- Born: 5 July 1826 Armagh
- Died: 25 August 1866 (aged 40)
- Resting place: Nunhead
- Awards: Fellow of the Royal Astronomical Society
- Scientific career
- Fields: Astronomy
- Institutions: Cambridge Observatory

= James Breen (astronomer) =

James Breen (5 July 1826 – 25 August 1866) was an Irish astronomer.

Breen was the second son of Hugh Breen, senior (1791-1848), who superintended the lunar reductions at the Royal Observatory, Greenwich. He was born at Armagh, in Ireland, 5 July 1826, was engaged at the age of sixteen as a calculator at Greenwich, and exchanged the post for that of assistant in the Cambridge Observatory in August 1846.

In 1854 he published The Planetary Worlds: the Topography and Telescopic Appearance of the Sun, Planets, Moon, and Comets, a useful little work suggested by discussions on the plurality of worlds, showing considerable acquaintance with the history of the subject, as well as the practical familiarity conferred by the use of one of the finest refractors then in existence.

After twelve years' zealous cooperation with James Challis, he resigned his appointment towards the close of 1858, and cultivated literature in Paris until 1860, when he went to Spain, and observed the total solar eclipse of July 18, 1860 at Camuesa, with Messrs. Wray and Buckingham of the Himalaya expedition.

In the following year, after some months in Switzerland, he settled in London, and devoted himself to literary and linguistic studies, reading much at the British Museum, and contributing regularly, but for the most part anonymously, to the Popular Science Review and other periodicals. He had made arrangements for the publication of a work on stars, nebulae, and clusters, of which two sheets were already printed, when his strength finally gave way before the ravages of slow consumption.

He died at noon, 25 August 1866, aged 40, and was buried with his father at Nunhead.
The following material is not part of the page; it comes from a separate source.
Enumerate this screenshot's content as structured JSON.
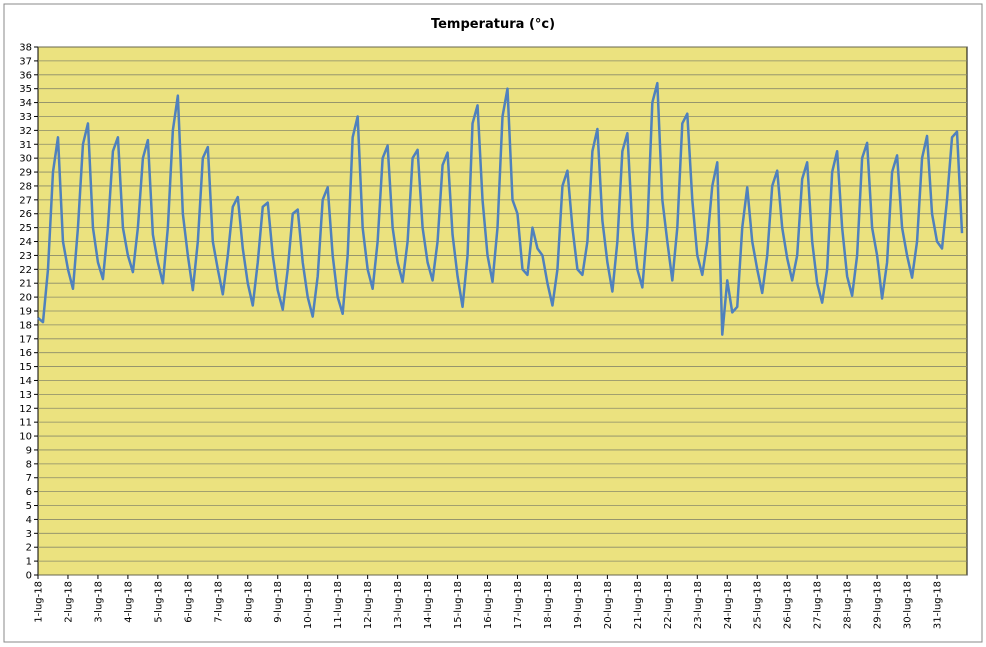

He had been elected a fellow of the Royal Astronomical Society on 10 June 1862. Extracts from his observations at Cambridge 1851-8 appeared in the Astronomische Nachrichten and Monthly Notices. He calculated the orbit of the double star ξ Ursæ Majoris, assigning it a period of 63.14 years, as well as those of Petersen's third (1850) and Brorsen's (1851, iii.) comets. His observations of Comet Donati with the Northumberland Equatorial were printed in the 'Memoirs of the R. A. Soc.' xxx. 68.